Riconoscere il linguaggio dei sentimenti è importante per vivere al meglio le relazioni interpersonali nel qui ed ora, così da evitare il rischio di dispersioni emozionali fatti di sofferenze dovute ad eventi pregressi (rancori) o ad immaginari eventi futuri (ansie).
E per arrivare a tale equilibrio emozionale è opportuno e importante riconoscere il bisogno nascosto che sta sotto al sentimento visibile che lo manifesta.
Non dovrebbe comunque accadere quanto accade in alcune situazioni relazionali diffuse e consuete, la tendenza cioè di intimare, sbrigativamente, a chi è nella collera di “stare calmo”, a chi è nella tristezza o nel dolore o nel pianto di “non piangere”, a chi è accerchiato dalla paura di “non aver paura”, ed a chi è euforico di gioia di “datti una regolata”.

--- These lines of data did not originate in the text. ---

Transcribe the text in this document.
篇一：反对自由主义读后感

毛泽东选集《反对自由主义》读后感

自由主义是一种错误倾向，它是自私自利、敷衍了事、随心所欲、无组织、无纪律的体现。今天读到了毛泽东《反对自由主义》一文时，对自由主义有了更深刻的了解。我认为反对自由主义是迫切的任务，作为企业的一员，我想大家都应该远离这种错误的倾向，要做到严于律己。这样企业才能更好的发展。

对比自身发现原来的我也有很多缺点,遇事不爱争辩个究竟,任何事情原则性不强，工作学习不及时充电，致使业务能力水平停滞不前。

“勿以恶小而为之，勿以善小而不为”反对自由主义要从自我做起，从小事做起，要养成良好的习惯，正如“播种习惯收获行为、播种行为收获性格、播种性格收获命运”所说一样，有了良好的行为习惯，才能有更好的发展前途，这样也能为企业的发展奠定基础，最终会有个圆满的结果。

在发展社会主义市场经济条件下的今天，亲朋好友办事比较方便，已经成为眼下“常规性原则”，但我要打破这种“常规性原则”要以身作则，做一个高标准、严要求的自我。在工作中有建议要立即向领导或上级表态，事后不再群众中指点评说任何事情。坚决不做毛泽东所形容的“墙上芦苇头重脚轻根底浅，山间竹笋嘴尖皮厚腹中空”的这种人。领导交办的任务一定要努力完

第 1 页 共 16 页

Perché non chiedere serenamente (o chiedere a se stessi), invece, a chi sta nel dolore : “Cosa ti fa (o mi fa) soffrire?”, a chi è nella collera: “Che cosa ti fa (o mi fa) arrabbiare?”, a chi è nella paura: “Che cosa ti fa (o mi fa) paura?”, a chi è nella gioia: “Che bello essere gioiosi!”.
Il comportamento di “negazione” dei sentimenti invece, operata spesso per abitudine o superficialità, equivale al comportamento di chi coglie i frutti delle piante e li butta via (i frutti, infatti, sono il comportamento finale visibili delle piante, così come i sentimenti sono la parte terminale e visibile di tutto un processo interiore invisibile). Per cui si potrebbe stabilire questa simpatica equazione:
I frutti stanno alle radici come i sentimenti stanno ai bisogni.

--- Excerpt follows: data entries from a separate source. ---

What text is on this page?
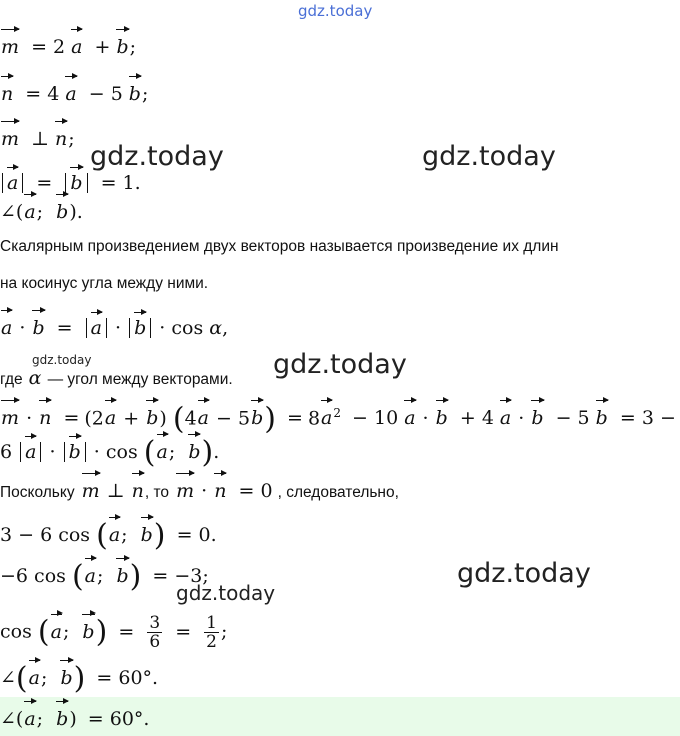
gdz.today
gdz.today	gdz.today
gdz.today	gdz.today
gdz.today
gdz.today
m = 2 a + b;
n = 4 a − 5 b;
m ⊥ n;
a = b = 1.
∠(a;  b).
Скалярным произведением двух векторов называется произведение их длин
на косинус угла между ними.
a · b = a · b · cos α,
где α — угол между векторами.
m · n = (2a + b) $(4a - 5b) = 8a^2 - 10$ a · b + 4 a · b − 5 b = 3 −
6 a · b · cos (a;  b).
Поскольку m ⊥ n, то m · n = 0 , следовательно,
3 − 6 cos (a;  b) = 0.
−6 cos (a;  b) = −3;
cos (a;  $b) = \frac{3}{6} = \frac{1}{2}$ ;
∠(a;  b) = 60°.
∠(a;  b) = 60°.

Ciò premesso, ecco la concreta indicazione di atteggiamento per una gestione sana delle emozioni e dei sentimenti. Ci aiuta, come spesso accade, il ricorso ad una metafora tratta dalla natura.
“Come si colgono i frutti?”. Una mela, un fico d’india, un caco, l’uva, non si possono cogliere allo stesso modo.
E questo vale anche per le emozioni e i sentimenti che non si possono cioè gestire o trattare nello stesso modo: GIOIA, TRISTEZZA, COLLERA, PAURA.
I frutti sono visibili, ma le radici no, così come i sentimenti, che sono manifesti, mentre i bisogni no.
La domanda interiore da porsi, a questo punto, da parte di chi fosse alle prese con le emozioni descritte, proprie o altrui, è la seguente: “Di cosa ha bisogno, in radice, chi è nella paura, nella tristezza, nella collera, nella gioia?”.
Chi ha paura ha bisogno di protezione (Ego pro te, io sono qui per te).
Chi è nella tristezza ha bisogno di consolazione (Io sono qui solo con te).
Chi è nella collera ha bisogno di calma (Io rimango calmo).
Chi è nella gioia ha bisogno di condivisione (Che bello condividere con te).
E per ogni sentimento esistono parole, gesti, silenzi, congrui , ricordando che:
“Le parole servono la mente, i gesti servono il cuore, il silenzio serve l’anima”.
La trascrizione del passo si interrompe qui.